Actually, "the people" is generally accepted to mean the same as "We the people," i.e., citizens. Also, the Constitution doesn't grant rights that are effective only within the borders of the nation. It recognizes rights that individuals have, primarily by the mechanism of prescribing or proscribing specific government behavior. Some people (especially those in government) like to think that those restrictions no longer apply when the government operates outside our borders, or when it deals with non-citizens, but that's a total crock. If, for example, our government holds a (non-military) trial, anywhere in the world, the guarantees of counsel, facing one's accusers and the damning evidence, no coercion to testify against oneself, etc., bind our government regardless of what local laws say (or even if there is no local law, as aboard a ship or airplane that is operating outside of any national territory), and regardless of the citizenship status of the accused.

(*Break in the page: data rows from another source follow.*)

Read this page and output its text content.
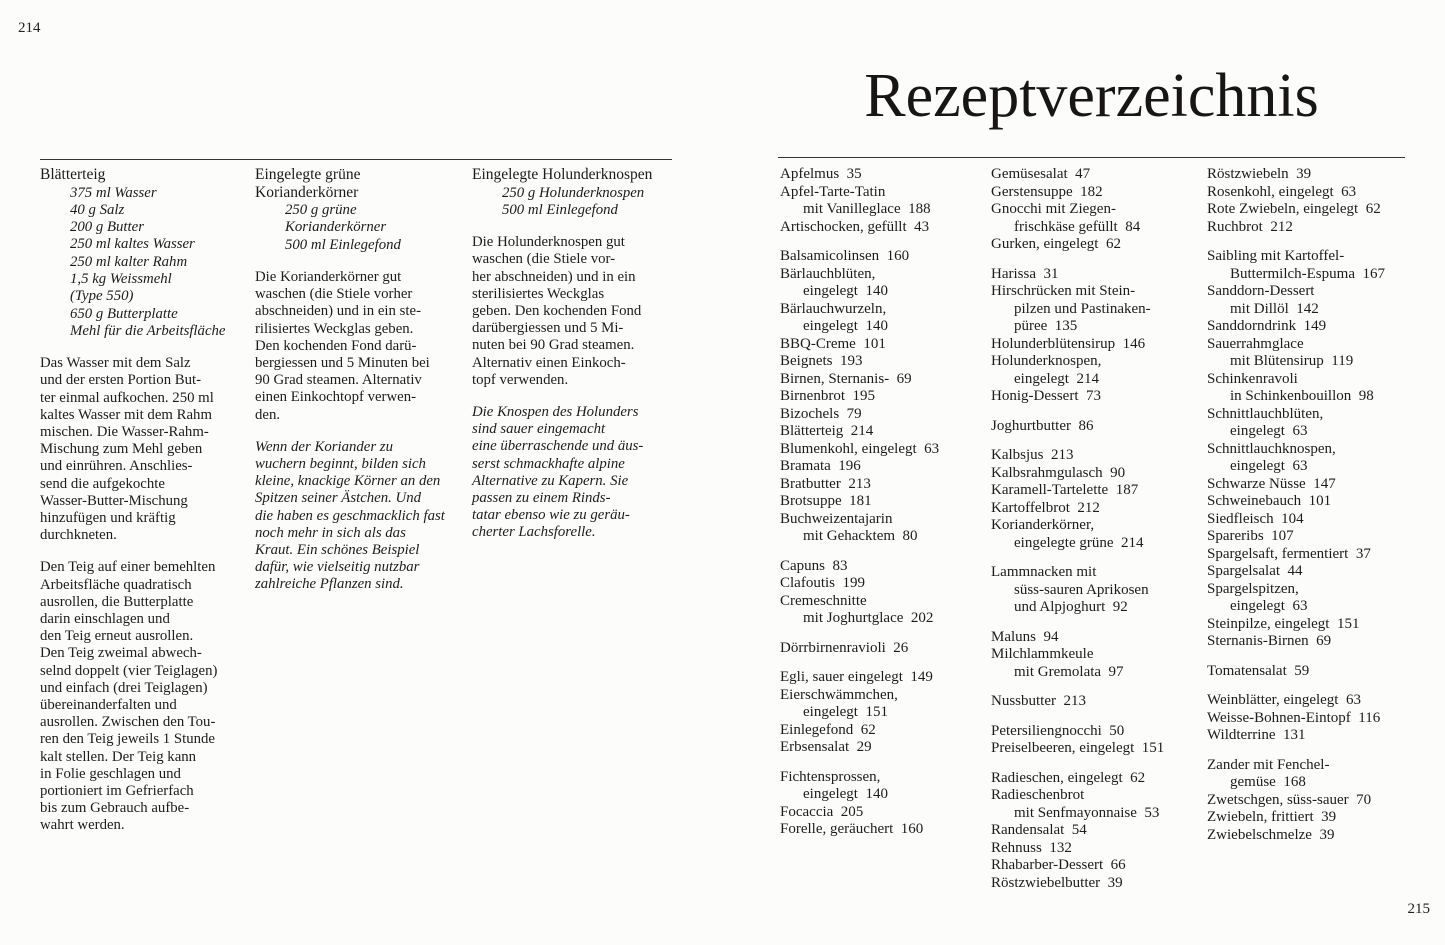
214
Blätterteig
375 ml Wasser
40 g Salz
200 g Butter
250 ml kaltes Wasser
250 ml kalter Rahm
1,5 kg Weissmehl
(Type 550)
650 g Butterplatte
Mehl für die Arbeitsfläche
Das Wasser mit dem Salz
und der ersten Portion But-
ter einmal aufkochen. 250 ml
kaltes Wasser mit dem Rahm
mischen. Die Wasser-Rahm-
Mischung zum Mehl geben
und einrühren. Anschlies-
send die aufgekochte
Wasser-Butter-Mischung
hinzufügen und kräftig
durchkneten.
Den Teig auf einer bemehlten
Arbeitsfläche quadratisch
ausrollen, die Butterplatte
darin einschlagen und
den Teig erneut ausrollen.
Den Teig zweimal abwech-
selnd doppelt (vier Teiglagen)
und einfach (drei Teiglagen)
übereinanderfalten und
ausrollen. Zwischen den Tou-
ren den Teig jeweils 1 Stunde
kalt stellen. Der Teig kann
in Folie geschlagen und
portioniert im Gefrierfach
bis zum Gebrauch aufbe-
wahrt werden.
Eingelegte grüne
Korianderkörner
250 g grüne
Korianderkörner
500 ml Einlegefond
Die Korianderkörner gut
waschen (die Stiele vorher
abschneiden) und in ein ste-
rilisiertes Weckglas geben.
Den kochenden Fond darü-
bergiessen und 5 Minuten bei
90 Grad steamen. Alternativ
einen Einkochtopf verwen-
den.
Wenn der Koriander zu
wuchern beginnt, bilden sich
kleine, knackige Körner an den
Spitzen seiner Ästchen. Und
die haben es geschmacklich fast
noch mehr in sich als das
Kraut. Ein schönes Beispiel
dafür, wie vielseitig nutzbar
zahlreiche Pflanzen sind.
Eingelegte Holunderknospen
250 g Holunderknospen
500 ml Einlegefond
Die Holunderknospen gut
waschen (die Stiele vor-
her abschneiden) und in ein
sterilisiertes Weckglas
geben. Den kochenden Fond
darübergiessen und 5 Mi-
nuten bei 90 Grad steamen.
Alternativ einen Einkoch-
topf verwenden.
Die Knospen des Holunders
sind sauer eingemacht
eine überraschende und äus-
serst schmackhafte alpine
Alternative zu Kapern. Sie
passen zu einem Rinds-
tatar ebenso wie zu geräu-
cherter Lachsforelle.
Rezeptverzeichnis
Apfelmus  35
Apfel-Tarte-Tatin
mit Vanilleglace  188
Artischocken, gefüllt  43
Balsamicolinsen  160
Bärlauchblüten,
eingelegt  140
Bärlauchwurzeln,
eingelegt  140
BBQ-Creme  101
Beignets  193
Birnen, Sternanis-  69
Birnenbrot  195
Bizochels  79
Blätterteig  214
Blumenkohl, eingelegt  63
Bramata  196
Bratbutter  213
Brotsuppe  181
Buchweizentajarin
mit Gehacktem  80
Capuns  83
Clafoutis  199
Cremeschnitte
mit Joghurtglace  202
Dörrbirnenravioli  26
Egli, sauer eingelegt  149
Eierschwämmchen,
eingelegt  151
Einlegefond  62
Erbsensalat  29
Fichtensprossen,
eingelegt  140
Focaccia  205
Forelle, geräuchert  160
Gemüsesalat  47
Gerstensuppe  182
Gnocchi mit Ziegen-
frischkäse gefüllt  84
Gurken, eingelegt  62
Harissa  31
Hirschrücken mit Stein-
pilzen und Pastinaken-
püree  135
Holunderblütensirup  146
Holunderknospen,
eingelegt  214
Honig-Dessert  73
Joghurtbutter  86
Kalbsjus  213
Kalbsrahmgulasch  90
Karamell-Tartelette  187
Kartoffelbrot  212
Korianderkörner,
eingelegte grüne  214
Lammnacken mit
süss-sauren Aprikosen
und Alpjoghurt  92
Maluns  94
Milchlammkeule
mit Gremolata  97
Nussbutter  213
Petersiliengnocchi  50
Preiselbeeren, eingelegt  151
Radieschen, eingelegt  62
Radieschenbrot
mit Senfmayonnaise  53
Randensalat  54
Rehnuss  132
Rhabarber-Dessert  66
Röstzwiebelbutter  39
Röstzwiebeln  39
Rosenkohl, eingelegt  63
Rote Zwiebeln, eingelegt  62
Ruchbrot  212
Saibling mit Kartoffel-
Buttermilch-Espuma  167
Sanddorn-Dessert
mit Dillöl  142
Sanddorndrink  149
Sauerrahmglace
mit Blütensirup  119
Schinkenravoli
in Schinkenbouillon  98
Schnittlauchblüten,
eingelegt  63
Schnittlauchknospen,
eingelegt  63
Schwarze Nüsse  147
Schweinebauch  101
Siedfleisch  104
Spareribs  107
Spargelsaft, fermentiert  37
Spargelsalat  44
Spargelspitzen,
eingelegt  63
Steinpilze, eingelegt  151
Sternanis-Birnen  69
Tomatensalat  59
Weinblätter, eingelegt  63
Weisse-Bohnen-Eintopf  116
Wildterrine  131
Zander mit Fenchel-
gemüse  168
Zwetschgen, süss-sauer  70
Zwiebeln, frittiert  39
Zwiebelschmelze  39
215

Finally, to those who say that the Executive Branch informed Congress (or at least its "important" members) about the covert surveillance activities, Senator Feingold painted a much different picture in a recent speech on the floor of the Senate, in opposition to the FISA Amendments bill. He basically said that the few people who got a peek at what the Executive was doing weren't shown much, and that they were sworn to secrecy. He sits on relevant committees, and to the extent that he was one of the people who got peeks, he said what little he did see (which he couldn't talk about in public) convinced him that the bill needed to be defeated. Now, it is up to the people to ensure that the Senators who voted for that unconstitutional bill are defeated the next time they run for office. They have proven their incompetence to preserve, protect, and defend the Constitution and if we let them get away with it, that will only encourage worse behavior -- if not by the current perpetrators then by those who come after. Can you doubt it?